After obtaining successful preliminary human data, CTI conducted a complete human clinical trial in 2007 at the University Hospital Basel, Switzerland, Division of Clinical Pharmacology and Toxicology.
The final report containg this data was carefully reviewed by world leading physicians, clinical pharmacologists, and specialists in specific therapeutic areas. By all accounts, this human data was outstanding. Our drug product had a high degree of accuracy and reproducibility.

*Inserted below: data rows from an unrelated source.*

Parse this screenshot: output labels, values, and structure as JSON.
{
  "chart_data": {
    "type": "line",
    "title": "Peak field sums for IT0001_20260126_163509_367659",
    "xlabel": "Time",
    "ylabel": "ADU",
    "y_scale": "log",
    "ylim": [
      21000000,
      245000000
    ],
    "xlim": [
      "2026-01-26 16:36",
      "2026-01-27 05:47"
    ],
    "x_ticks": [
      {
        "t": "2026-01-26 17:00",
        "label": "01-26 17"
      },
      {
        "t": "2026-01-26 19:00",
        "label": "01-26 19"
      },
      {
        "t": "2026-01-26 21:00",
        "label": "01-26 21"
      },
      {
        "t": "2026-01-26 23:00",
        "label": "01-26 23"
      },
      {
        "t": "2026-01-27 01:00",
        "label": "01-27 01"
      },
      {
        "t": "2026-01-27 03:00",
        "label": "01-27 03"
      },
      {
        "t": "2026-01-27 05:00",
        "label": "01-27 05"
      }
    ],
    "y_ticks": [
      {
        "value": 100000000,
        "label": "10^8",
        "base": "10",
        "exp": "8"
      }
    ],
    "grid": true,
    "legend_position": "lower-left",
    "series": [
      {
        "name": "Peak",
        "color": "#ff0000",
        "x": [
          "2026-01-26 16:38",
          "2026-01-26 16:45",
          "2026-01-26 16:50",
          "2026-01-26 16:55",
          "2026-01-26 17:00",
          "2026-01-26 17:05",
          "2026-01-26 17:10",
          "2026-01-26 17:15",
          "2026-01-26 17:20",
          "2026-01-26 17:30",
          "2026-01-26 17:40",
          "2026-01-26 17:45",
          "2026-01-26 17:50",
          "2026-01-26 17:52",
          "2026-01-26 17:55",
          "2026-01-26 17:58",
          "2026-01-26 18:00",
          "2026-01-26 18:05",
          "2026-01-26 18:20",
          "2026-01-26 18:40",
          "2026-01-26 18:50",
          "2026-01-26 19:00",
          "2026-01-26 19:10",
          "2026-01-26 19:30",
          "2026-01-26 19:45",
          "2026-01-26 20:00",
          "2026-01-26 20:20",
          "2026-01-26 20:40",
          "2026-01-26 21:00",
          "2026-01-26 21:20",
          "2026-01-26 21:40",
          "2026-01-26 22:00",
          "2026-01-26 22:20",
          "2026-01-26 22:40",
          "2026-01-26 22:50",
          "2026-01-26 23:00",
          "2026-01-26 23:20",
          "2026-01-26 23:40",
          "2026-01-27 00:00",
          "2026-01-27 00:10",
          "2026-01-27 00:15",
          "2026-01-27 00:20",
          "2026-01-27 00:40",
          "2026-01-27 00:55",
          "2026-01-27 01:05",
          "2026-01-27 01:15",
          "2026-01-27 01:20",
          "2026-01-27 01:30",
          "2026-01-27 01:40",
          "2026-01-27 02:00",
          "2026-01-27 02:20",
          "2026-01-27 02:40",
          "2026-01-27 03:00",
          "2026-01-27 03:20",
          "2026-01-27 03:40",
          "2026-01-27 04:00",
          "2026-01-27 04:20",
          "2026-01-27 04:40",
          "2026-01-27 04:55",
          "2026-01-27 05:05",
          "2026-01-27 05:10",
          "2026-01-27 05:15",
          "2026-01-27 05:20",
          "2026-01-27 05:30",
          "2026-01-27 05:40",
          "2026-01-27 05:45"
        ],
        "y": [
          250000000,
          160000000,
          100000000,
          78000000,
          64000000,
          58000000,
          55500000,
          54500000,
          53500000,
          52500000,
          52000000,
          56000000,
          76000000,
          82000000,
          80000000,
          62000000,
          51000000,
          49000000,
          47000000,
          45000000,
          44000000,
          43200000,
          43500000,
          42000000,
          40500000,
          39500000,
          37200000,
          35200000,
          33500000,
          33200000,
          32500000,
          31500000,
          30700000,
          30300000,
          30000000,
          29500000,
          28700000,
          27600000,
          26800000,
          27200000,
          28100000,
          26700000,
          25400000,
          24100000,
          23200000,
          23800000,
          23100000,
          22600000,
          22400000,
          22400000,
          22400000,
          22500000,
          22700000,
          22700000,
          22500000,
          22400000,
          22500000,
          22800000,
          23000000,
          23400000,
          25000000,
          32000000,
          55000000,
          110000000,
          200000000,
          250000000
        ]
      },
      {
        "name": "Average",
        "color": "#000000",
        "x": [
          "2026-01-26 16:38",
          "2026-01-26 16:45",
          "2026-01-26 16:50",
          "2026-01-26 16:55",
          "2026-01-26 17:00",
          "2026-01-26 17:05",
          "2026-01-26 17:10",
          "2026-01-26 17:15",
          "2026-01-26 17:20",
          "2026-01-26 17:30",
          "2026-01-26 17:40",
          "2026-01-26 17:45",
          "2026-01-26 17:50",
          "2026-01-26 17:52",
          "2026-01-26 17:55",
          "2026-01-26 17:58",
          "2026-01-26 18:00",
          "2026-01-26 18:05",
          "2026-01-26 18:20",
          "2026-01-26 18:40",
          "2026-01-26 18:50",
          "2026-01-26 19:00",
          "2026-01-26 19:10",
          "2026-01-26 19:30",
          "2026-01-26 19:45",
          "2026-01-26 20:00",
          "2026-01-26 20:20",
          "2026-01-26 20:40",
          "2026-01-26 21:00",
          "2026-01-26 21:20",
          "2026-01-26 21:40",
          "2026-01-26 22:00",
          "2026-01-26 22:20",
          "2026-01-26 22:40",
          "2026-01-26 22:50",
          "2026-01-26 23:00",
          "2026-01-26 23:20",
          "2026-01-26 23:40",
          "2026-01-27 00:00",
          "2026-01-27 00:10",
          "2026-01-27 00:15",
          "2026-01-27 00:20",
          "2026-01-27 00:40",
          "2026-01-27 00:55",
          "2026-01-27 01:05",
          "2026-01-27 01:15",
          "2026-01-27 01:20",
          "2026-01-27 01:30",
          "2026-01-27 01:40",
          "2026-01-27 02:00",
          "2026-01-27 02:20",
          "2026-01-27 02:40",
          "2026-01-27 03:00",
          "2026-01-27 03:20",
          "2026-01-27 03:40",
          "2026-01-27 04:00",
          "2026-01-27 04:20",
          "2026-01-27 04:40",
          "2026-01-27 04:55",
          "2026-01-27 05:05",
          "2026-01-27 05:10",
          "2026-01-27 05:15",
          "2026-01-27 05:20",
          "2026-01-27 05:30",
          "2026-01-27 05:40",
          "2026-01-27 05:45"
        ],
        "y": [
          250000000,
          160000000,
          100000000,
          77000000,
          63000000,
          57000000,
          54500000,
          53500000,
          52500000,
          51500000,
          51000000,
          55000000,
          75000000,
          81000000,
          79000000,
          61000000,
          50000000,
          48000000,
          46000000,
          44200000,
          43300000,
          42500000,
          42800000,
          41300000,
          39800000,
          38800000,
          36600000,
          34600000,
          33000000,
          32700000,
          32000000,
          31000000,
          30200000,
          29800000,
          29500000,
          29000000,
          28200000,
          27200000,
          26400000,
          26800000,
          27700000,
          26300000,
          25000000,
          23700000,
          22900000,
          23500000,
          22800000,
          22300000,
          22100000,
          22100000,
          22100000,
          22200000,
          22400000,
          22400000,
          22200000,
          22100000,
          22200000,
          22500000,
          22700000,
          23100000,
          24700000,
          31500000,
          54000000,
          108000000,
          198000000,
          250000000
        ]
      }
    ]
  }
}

This study was an open, randomized, three period, single-center, dose-escalation study. Thirty-six independent human transdermal tests were conducted on male volunteers using wristwatch-like ChronoDose™ devices. The trial successfully proved the efficacy of the device on human subjects using its model drug compound. The dose escalation trial showed statistically significant modulation and control of the dosing profiles. Using low, medium and high concentrations, for 16 hours, the model drug permeated each subject’s skin on multiple occasions, resulting in clear and distinct peaks and troughs of therapeutically effective and well-targeted blood plasma concentration levels. A non-compartmental and compartmental model based analysis of pharmacokinetics was utilized. Local and systemic tolerability of the model drug after its transdermal administration was better than planned.
We are currently planning our second human clinical trial on the same compound. We are also planning our preliminary human tests on our second drug product.